Regardless of the control structure, by international agreement drug manufacturers maintain their patent right to be the monopoly seller of drugs in Canada. It is axiomatic to economists that monopolists would not sell their wares beyond the point where demand is unit elastic. As a result we can also assume that the elasticity of demand is no less than unit elastic. Looking back to Figure I this implies that P^sub 1^Q^sub 1^> or = P^sub 2^Q^sub 2^. As per Guell (1995, see the mathematical appendix), with this assumption in place the rest of the math to calculate dead weight loss relies only on total sales and the ratio of the Canadian price to the U.S. price.

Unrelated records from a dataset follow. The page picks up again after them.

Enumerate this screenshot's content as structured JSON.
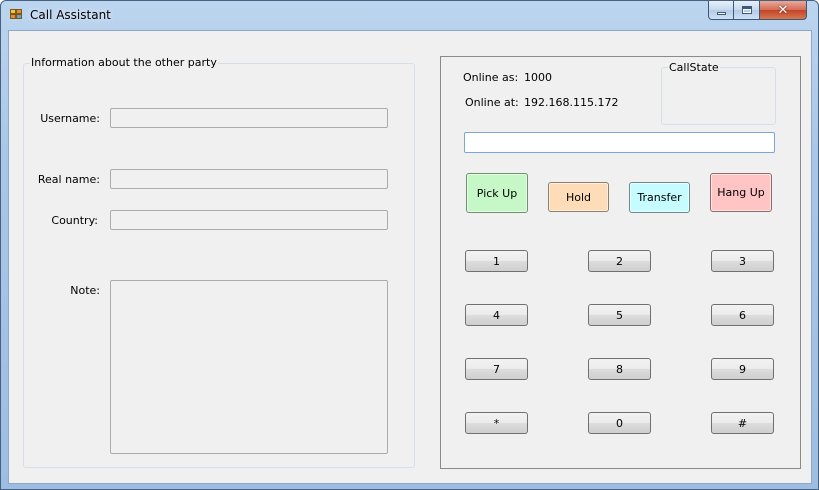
{
  "window": {
    "title": "Call Assistant"
  },
  "caption": {
    "minimize_icon": "minimize-icon",
    "maximize_icon": "maximize-icon",
    "close_icon": "close-icon",
    "close_glyph": "✕"
  },
  "other_party": {
    "legend": "Information about the other party",
    "username_label": "Username:",
    "username_value": "",
    "realname_label": "Real name:",
    "realname_value": "",
    "country_label": "Country:",
    "country_value": "",
    "note_label": "Note:",
    "note_value": ""
  },
  "status": {
    "online_as_label": "Online as:",
    "online_as_value": "1000",
    "online_at_label": "Online at:",
    "online_at_value": "192.168.115.172",
    "callstate_legend": "CallState",
    "callstate_value": ""
  },
  "dial": {
    "number_value": ""
  },
  "actions": {
    "pickup": "Pick Up",
    "hold": "Hold",
    "transfer": "Transfer",
    "hangup": "Hang Up"
  },
  "keypad": [
    "1",
    "2",
    "3",
    "4",
    "5",
    "6",
    "7",
    "8",
    "9",
    "*",
    "0",
    "#"
  ],
  "colors": {
    "pickup": "#c6f7c6",
    "hold": "#ffdcb8",
    "transfer": "#c6fcff",
    "hangup": "#ffc4c4"
  }
}
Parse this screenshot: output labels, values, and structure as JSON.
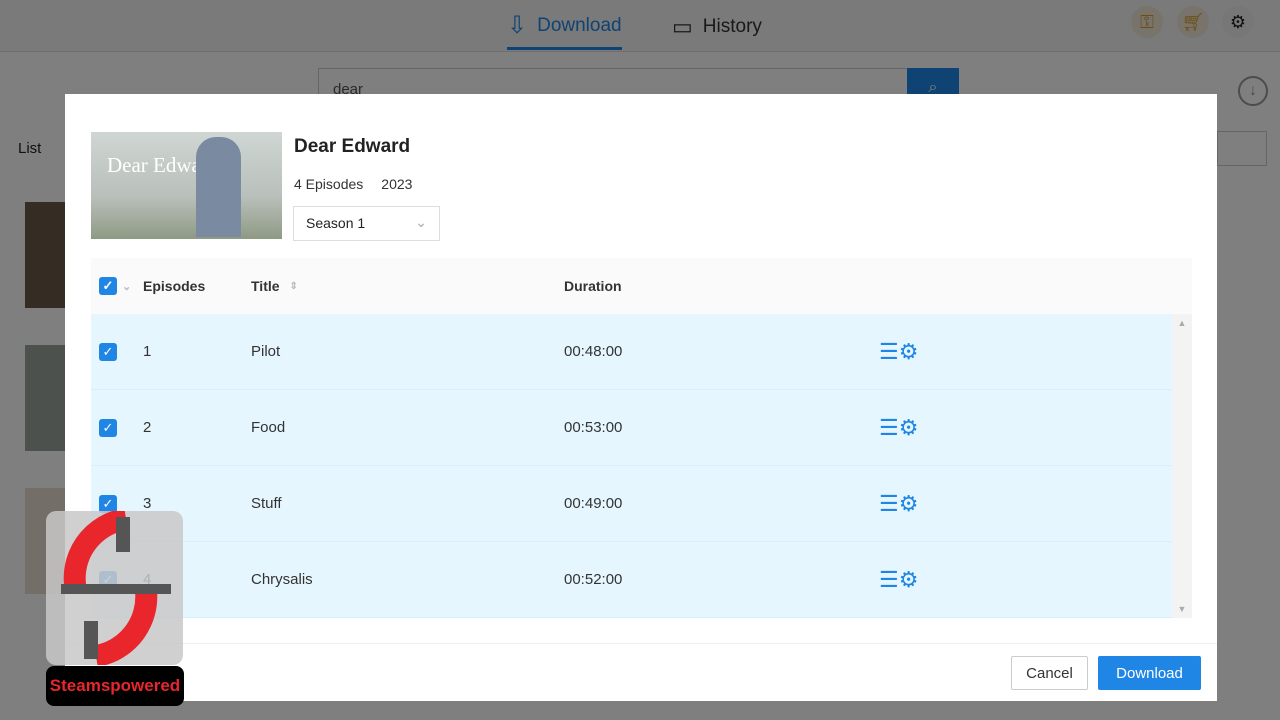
{
  "topbar": {
    "tabs": [
      {
        "label": "Download",
        "icon": "download-monitor-icon",
        "active": true
      },
      {
        "label": "History",
        "icon": "monitor-icon"
      }
    ],
    "icons": [
      "key-icon",
      "cart-icon",
      "gear-icon"
    ]
  },
  "search": {
    "value": "dear"
  },
  "list": {
    "label": "List"
  },
  "modal": {
    "title": "Dear Edward",
    "poster_text": "Dear Edward",
    "episodes_count": "4 Episodes",
    "year": "2023",
    "season": "Season 1",
    "columns": {
      "episodes": "Episodes",
      "title": "Title",
      "duration": "Duration"
    },
    "rows": [
      {
        "num": "1",
        "title": "Pilot",
        "duration": "00:48:00",
        "checked": true
      },
      {
        "num": "2",
        "title": "Food",
        "duration": "00:53:00",
        "checked": true
      },
      {
        "num": "3",
        "title": "Stuff",
        "duration": "00:49:00",
        "checked": true
      },
      {
        "num": "4",
        "title": "Chrysalis",
        "duration": "00:52:00",
        "checked": true
      }
    ],
    "cancel": "Cancel",
    "download": "Download"
  },
  "watermark": {
    "text": "Steamspowered"
  },
  "colors": {
    "accent": "#1f86e6",
    "row_bg": "#e6f6fe"
  }
}
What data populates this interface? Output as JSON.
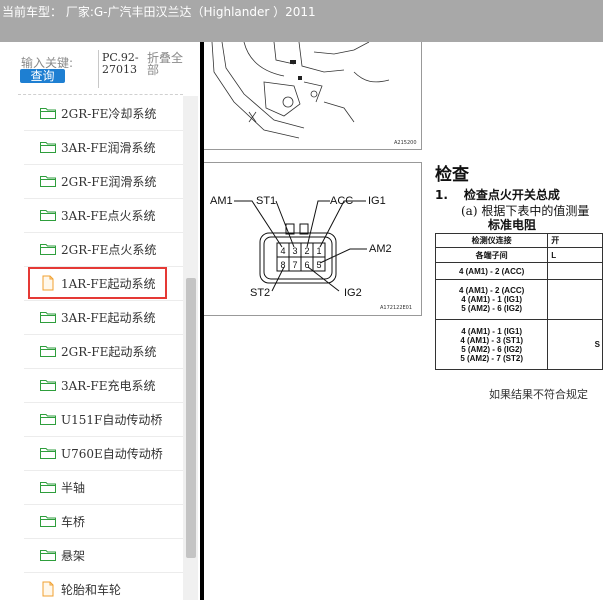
{
  "header": {
    "title": "当前车型： 厂家:G-广汽丰田汉兰达（Highlander ）2011"
  },
  "sidebar": {
    "search_label": "输入关键:",
    "query_button": "查询",
    "search_value": "PC.92-27013",
    "collapse_all": "折叠全部",
    "items": [
      {
        "label": "2GR-FE冷却系统",
        "icon": "folder-green-icon"
      },
      {
        "label": "3AR-FE润滑系统",
        "icon": "folder-green-icon"
      },
      {
        "label": "2GR-FE润滑系统",
        "icon": "folder-green-icon"
      },
      {
        "label": "3AR-FE点火系统",
        "icon": "folder-green-icon"
      },
      {
        "label": "2GR-FE点火系统",
        "icon": "folder-green-icon"
      },
      {
        "label": "1AR-FE起动系统",
        "icon": "document-icon",
        "selected": true
      },
      {
        "label": "3AR-FE起动系统",
        "icon": "folder-green-icon"
      },
      {
        "label": "2GR-FE起动系统",
        "icon": "folder-green-icon"
      },
      {
        "label": "3AR-FE充电系统",
        "icon": "folder-green-icon"
      },
      {
        "label": "U151F自动传动桥",
        "icon": "folder-green-icon"
      },
      {
        "label": "U760E自动传动桥",
        "icon": "folder-green-icon"
      },
      {
        "label": "半轴",
        "icon": "folder-green-icon"
      },
      {
        "label": "车桥",
        "icon": "folder-green-icon"
      },
      {
        "label": "悬架",
        "icon": "folder-green-icon"
      },
      {
        "label": "轮胎和车轮",
        "icon": "document-icon"
      }
    ]
  },
  "document": {
    "figure1_code": "A215200",
    "figure2_code": "A172122E01",
    "connector_labels": {
      "am1": "AM1",
      "st1": "ST1",
      "acc": "ACC",
      "ig1": "IG1",
      "am2": "AM2",
      "st2": "ST2",
      "ig2": "IG2"
    },
    "pins_top": [
      "4",
      "3",
      "2",
      "1"
    ],
    "pins_bottom": [
      "8",
      "7",
      "6",
      "5"
    ],
    "section_title": "检查",
    "step1_num": "1.",
    "step1_text": "检查点火开关总成",
    "step_a": "(a)  根据下表中的值测量",
    "standard_resistance": "标准电阻",
    "table": {
      "header_col1": "检测仪连接",
      "header_col2": "开",
      "sub_col1": "各端子间",
      "sub_col2": "L",
      "rows": [
        {
          "lines": [
            "4 (AM1) - 2 (ACC)"
          ],
          "value": ""
        },
        {
          "lines": [
            "4 (AM1) - 2 (ACC)",
            "4 (AM1) - 1 (IG1)",
            "5 (AM2) - 6 (IG2)"
          ],
          "value": ""
        },
        {
          "lines": [
            "4 (AM1) - 1 (IG1)",
            "4 (AM1) - 3 (ST1)",
            "5 (AM2) - 6 (IG2)",
            "5 (AM2) - 7 (ST2)"
          ],
          "value": "S"
        }
      ]
    },
    "note": "如果结果不符合规定"
  },
  "colors": {
    "topbar": "#a8a8a8",
    "query_button": "#1e7fd2",
    "selected_border": "#e53935",
    "folder_green": "#2e9e3c",
    "document_orange": "#f0a030"
  }
}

The dead weight loss per dollar of sales estimates closely resemble the results from analysis performed using European price data (Guell, 1995, 1998). In terms of dead weight loss, no systematic differences exist between those drugs treating serious illnesses (heart disease, cholesterol, etc.) and those treating less serious afflictions (allergies, heartburn, etc.). What does appear is that those maladies with more alternative treatments (such as depression) have relative low levels of dead weight loss per dollar of sales. Nevertheless, the shear level of static inefficiency ($15 billion) and in particular that it is one-third of the sales of these drugs ($60 billion) makes clear that the dynamic efficiency that comes with high profits also comes at a very high price (in static inefficiency.)